Speed Up a Pipeline by Using a Git Shallow Clone

4 minute read Published: 2022-05-25

When you are working with a big repository that contains a lot of commits, the CI system can take a lot of time fetching the repo. And often, you don't need the whole history to run the test suits.

By default, Gitlab do a shallow clone, and fetch only the latest 50 commit, but this can be configured globally or per job by adding a GIT_DEPTH variables.

Often in a CI system, you want to have the build artifacts of your pipeline correctly tagged with an unique version number. The best way to do this is to use git describe to get a version composed with the last tag, the number of commit since the last tag and a short commit hash.

But by having only the latest 50 commits in the history, you can't be sure that git describe will find the last tag. When it first occurs, the simplest fix is to set GIT_DEPTH: 0 to tell Gitlab to do a full clone instead of a shallow one.

This, of course, lead to a longer pipeline duration. What if you have a project that have normally not more than 20 commits between two release in normal case, but still want to ensure that it work no matter how many commits you have since the last tag?

This can be done on Gitlab with this script:

variables:
  GIT_DEPTH: 20

.scripts:
  # This snippets ensure that at least one tag is present on the history of the current branch
  git-fetch-last-tag:
    - |
      echo "Fetching the latest tag..."
      # Ensure that we have all tag locally but without the history
      git fetch -q --depth=1 --tags
      # --tags ensure that it work for bot annoted and lightweight tags
      until git describe --tags; do
          echo "git: tag not found, fetching more commit..."
          git fetch -q --deepen=20 origin "${CI_COMMIT_BRANCH}"
      done
      echo "GIT_LAST_TAG: $(git describe --tags --abbrev=0)"

release_job:
  before_script:
    !reference [.script, git-fetch-last-tag]
  script:
    do_release

Another common pipeline job that don't work by default with a shallow clone is a job that check all the commits for a merge request. Maybe you want a job that check that your commits messages are correctly formatted using the conventional commit convention.

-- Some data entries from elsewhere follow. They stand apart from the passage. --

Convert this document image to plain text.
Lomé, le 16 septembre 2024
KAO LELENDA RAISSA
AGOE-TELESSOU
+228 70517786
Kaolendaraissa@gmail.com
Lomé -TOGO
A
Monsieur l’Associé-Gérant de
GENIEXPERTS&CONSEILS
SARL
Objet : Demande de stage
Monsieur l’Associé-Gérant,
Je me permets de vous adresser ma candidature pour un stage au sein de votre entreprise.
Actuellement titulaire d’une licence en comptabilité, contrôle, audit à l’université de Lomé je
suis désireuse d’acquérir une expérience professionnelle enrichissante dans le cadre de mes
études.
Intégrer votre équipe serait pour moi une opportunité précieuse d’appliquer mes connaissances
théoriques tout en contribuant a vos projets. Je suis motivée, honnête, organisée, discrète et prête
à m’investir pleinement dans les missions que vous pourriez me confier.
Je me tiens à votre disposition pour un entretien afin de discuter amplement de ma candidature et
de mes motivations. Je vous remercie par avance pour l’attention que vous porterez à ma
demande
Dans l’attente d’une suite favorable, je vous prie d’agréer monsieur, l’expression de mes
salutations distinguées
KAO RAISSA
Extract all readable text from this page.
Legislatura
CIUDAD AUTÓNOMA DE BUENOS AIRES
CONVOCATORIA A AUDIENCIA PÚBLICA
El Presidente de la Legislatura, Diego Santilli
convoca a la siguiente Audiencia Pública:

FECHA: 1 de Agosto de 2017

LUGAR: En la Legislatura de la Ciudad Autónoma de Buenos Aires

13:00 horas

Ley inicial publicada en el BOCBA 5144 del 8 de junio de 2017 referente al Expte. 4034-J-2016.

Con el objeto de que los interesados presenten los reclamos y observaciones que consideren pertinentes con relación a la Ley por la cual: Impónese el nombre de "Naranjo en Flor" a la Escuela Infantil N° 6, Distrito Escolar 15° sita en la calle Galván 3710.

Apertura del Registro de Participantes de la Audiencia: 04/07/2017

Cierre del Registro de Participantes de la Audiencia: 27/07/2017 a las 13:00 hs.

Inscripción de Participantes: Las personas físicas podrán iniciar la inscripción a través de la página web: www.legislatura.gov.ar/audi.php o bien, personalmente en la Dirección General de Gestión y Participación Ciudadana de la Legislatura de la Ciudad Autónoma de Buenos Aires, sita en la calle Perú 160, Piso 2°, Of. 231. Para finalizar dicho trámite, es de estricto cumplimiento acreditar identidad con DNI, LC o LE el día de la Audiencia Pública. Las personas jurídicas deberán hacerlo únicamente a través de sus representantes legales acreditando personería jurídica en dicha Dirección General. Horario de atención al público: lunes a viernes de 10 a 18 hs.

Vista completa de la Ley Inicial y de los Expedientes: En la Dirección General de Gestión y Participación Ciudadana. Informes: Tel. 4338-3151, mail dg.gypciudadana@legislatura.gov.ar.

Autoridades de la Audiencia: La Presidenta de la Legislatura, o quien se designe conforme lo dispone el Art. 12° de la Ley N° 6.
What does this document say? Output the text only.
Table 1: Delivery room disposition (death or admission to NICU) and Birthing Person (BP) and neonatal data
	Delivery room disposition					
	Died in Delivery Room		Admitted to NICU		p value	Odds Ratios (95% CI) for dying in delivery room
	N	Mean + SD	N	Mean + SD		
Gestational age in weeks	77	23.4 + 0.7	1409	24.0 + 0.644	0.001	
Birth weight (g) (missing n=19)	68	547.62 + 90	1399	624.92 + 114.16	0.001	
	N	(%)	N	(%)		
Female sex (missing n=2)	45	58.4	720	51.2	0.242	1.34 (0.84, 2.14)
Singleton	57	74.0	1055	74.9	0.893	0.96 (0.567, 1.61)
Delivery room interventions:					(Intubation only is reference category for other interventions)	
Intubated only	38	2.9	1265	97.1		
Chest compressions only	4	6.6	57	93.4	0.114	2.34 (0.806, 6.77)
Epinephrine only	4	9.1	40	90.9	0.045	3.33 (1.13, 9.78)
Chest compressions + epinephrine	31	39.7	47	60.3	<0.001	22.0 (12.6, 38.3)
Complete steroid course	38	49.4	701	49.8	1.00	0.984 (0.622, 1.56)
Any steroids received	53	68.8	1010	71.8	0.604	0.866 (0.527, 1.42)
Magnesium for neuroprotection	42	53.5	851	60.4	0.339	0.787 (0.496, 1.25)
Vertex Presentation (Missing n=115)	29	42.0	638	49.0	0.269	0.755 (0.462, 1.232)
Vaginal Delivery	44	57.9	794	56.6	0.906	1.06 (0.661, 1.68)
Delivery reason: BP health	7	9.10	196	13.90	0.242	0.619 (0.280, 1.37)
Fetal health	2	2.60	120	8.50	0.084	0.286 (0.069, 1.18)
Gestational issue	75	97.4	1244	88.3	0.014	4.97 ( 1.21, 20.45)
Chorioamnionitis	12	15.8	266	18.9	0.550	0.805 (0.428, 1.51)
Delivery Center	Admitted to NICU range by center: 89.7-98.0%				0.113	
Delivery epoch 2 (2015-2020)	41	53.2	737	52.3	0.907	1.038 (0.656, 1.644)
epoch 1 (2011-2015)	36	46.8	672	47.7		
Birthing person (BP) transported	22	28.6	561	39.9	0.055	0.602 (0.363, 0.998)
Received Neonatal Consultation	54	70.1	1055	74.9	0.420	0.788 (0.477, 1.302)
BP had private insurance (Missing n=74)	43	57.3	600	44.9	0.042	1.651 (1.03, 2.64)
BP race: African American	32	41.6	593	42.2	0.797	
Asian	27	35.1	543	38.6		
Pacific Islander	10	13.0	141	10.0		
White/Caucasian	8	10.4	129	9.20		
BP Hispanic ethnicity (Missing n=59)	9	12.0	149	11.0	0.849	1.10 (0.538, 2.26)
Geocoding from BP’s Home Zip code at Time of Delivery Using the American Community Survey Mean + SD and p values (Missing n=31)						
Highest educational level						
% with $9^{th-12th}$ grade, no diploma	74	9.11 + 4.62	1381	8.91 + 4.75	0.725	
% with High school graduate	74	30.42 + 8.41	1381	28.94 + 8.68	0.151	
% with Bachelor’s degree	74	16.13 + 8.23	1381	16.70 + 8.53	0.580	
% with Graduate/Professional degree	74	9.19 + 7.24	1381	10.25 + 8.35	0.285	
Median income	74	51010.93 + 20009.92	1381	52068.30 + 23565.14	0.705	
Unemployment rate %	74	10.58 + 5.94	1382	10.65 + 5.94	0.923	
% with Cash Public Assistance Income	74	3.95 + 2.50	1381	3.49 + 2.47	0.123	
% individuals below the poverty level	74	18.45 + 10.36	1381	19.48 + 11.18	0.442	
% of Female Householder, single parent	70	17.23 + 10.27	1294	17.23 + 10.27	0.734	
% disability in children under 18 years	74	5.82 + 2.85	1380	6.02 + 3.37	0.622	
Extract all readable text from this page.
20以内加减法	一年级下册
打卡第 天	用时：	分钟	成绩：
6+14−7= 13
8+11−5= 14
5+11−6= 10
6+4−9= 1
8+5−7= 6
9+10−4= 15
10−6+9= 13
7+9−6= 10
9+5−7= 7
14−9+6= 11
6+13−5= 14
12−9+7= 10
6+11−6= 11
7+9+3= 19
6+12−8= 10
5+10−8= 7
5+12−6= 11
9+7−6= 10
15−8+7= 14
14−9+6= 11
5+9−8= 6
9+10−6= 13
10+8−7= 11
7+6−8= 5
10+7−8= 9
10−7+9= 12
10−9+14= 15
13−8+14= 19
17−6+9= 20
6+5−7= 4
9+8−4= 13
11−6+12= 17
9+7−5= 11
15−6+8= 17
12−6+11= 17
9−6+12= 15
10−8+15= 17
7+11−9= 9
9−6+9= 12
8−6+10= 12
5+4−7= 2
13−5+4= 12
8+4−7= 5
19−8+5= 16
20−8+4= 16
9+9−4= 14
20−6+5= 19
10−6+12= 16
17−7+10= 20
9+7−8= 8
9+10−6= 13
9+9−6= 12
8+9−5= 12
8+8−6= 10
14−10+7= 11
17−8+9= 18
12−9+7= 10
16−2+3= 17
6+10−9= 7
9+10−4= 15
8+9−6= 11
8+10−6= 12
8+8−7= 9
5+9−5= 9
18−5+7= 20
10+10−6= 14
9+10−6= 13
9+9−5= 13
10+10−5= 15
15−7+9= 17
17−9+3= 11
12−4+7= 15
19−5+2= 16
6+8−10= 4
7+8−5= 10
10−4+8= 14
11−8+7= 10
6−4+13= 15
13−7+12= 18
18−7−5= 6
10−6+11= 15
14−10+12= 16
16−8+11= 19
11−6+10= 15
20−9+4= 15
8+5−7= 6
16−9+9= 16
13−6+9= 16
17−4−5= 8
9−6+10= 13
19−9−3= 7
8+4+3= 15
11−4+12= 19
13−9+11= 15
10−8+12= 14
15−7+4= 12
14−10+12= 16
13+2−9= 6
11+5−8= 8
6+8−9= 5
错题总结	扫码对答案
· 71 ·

For this to work, you should be able to find the common ancestor between the current branch and the main branch of the project. Of course, Git has a command that return the SHA of this common ancestor: git merge-base HEAD main

To use it on the CI:

variables:
  GIT_DEPTH: 5

.scripts:
  # This snippets ensure that the common ancestor is in the history
  # and export the commit SHA as GIT_MERGE_BASE_SHA
  git-fetch-merge-base:
    # This script export GIT_MERGE_BASE_SHA and ensure it is fetched
    - |
      echo "Fetching the Git Merge Base commit..."
      # First, we fetch one commit from the main branch. 
      # This is needed as without it Git doesn't know that the branch exist
      git fetch -q --depth=1 origin "refs/heads/${CI_DEFAULT_BRANCH}:refs/heads/${CI_DEFAULT_BRANCH}"
      # Now, if you just rebased your branch on top of main and you have no more
      # than 4 commits, git merge-base will already work
      until git merge-base HEAD ${CI_DEFAULT_BRANCH}; do
        echo "git: merge-base not found, fetching more commit..."
        # But if not, we fetch 10 commits from both the main branch
        # and the current until we found the ancestor
        git fetch -q --deepen=10 origin "${CI_DEFAULT_BRANCH}" "${CI_COMMIT_BRANCH}";
      done

      GIT_MERGE_BASE_SHA=$(git merge-base HEAD ${CI_DEFAULT_BRANCH})
      echo "GIT_MERGE_BASE_SHA: ${GIT_MERGE_BASE_SHA}"
      export GIT_MERGE_BASE_SHA

check-commit:
  before_script:
    - !reference [.script, git-fetch-merge-base]
  script:
    - echo "The common ancestor SHA is: ${GIT_MERGE_BASE_SHA}"

With this two snippets, you can have all your CI job using a fast git shallow clone and then have only the jobs that need at least one tag or that need the GIT_MERGE_BASE_SHA variable to fetch more history as needed.